Jaclyn from food + words recipe makes one jelly jar full. I wanted much more so I quadrupled the recipe and changed some of the ingredients to fit my pantry. My recipe made 2 (quart) jars. I tell you what, shelling 9 bulbs of garlic smells amazing and am pretty sure the vampires will not be visiting my house for awhile. However I wouldn't mind if Eric Northman came knocking at my door. Talk about yummy! ;)
1 1/3 cup white wine vinegar
1 1/3 cup dry white wine
1 tsp Red Chile Pepper Flakes
2 tsp Dried Rosemary
3 dried bay leaf
15 whole peppercorns
1 teaspoon dried herbes de provence
2 teaspoon kosher salt
5 teaspoons granulated sugar
8-9 bulbs garlic (whole cloves, skins removed)
Step 1: Wash your jars, lids and screw bands in hot soapy water and rinse.
Step 2: Using a tall stock pot add jars, lids and screw bands and fill with enough water to cover 1-2 inches about top of jars. Set stove to simmer and cover.

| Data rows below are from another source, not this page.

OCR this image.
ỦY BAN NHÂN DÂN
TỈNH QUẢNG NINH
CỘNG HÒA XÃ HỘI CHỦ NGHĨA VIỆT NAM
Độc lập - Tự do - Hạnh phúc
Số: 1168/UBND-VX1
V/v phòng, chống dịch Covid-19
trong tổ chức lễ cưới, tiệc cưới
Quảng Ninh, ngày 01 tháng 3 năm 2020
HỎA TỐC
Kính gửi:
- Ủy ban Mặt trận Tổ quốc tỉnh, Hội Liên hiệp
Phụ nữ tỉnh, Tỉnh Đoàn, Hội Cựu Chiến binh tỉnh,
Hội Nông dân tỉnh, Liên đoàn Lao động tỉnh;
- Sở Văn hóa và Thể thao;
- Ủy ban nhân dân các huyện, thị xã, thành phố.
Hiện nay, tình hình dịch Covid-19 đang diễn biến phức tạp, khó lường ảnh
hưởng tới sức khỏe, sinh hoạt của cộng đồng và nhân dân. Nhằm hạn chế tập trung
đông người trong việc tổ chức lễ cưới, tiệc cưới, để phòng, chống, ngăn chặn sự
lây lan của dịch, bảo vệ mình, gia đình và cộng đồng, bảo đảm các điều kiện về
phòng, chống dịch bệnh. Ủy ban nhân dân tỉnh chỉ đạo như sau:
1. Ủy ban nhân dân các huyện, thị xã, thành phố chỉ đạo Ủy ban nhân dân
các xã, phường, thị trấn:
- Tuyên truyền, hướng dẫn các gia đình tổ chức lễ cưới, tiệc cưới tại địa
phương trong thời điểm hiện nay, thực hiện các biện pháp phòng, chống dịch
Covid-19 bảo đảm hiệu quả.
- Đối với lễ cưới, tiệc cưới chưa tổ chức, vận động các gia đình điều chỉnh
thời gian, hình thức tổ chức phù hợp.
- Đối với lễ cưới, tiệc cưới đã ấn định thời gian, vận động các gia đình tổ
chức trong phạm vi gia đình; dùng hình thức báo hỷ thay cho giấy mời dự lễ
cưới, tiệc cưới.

Step 3: After I peeled the garlic cloves I packed them into my pint jars to measure and make sure I had enough.
Step 4: In a non reactive sauce pan add all ingredients except garlic cloves. Bring brine to a boil and boil for 5 minutes. After 5 minutes add the garlic cloves to the saucepan, and allow to boil for 30 seconds.
Step 5: Pour contents of saucepan into mason jar, and allow to cool for 45 minutes. When the jar is cool, place the lid on it and store in the fridge.
Jaclyn says "the garlic will be ready to consume in as little as 2 days, but for the best flavor, allow it to sit in the fridge for about a week before opening. Stored in the fridge, the french pickled garlic will keep for about a year".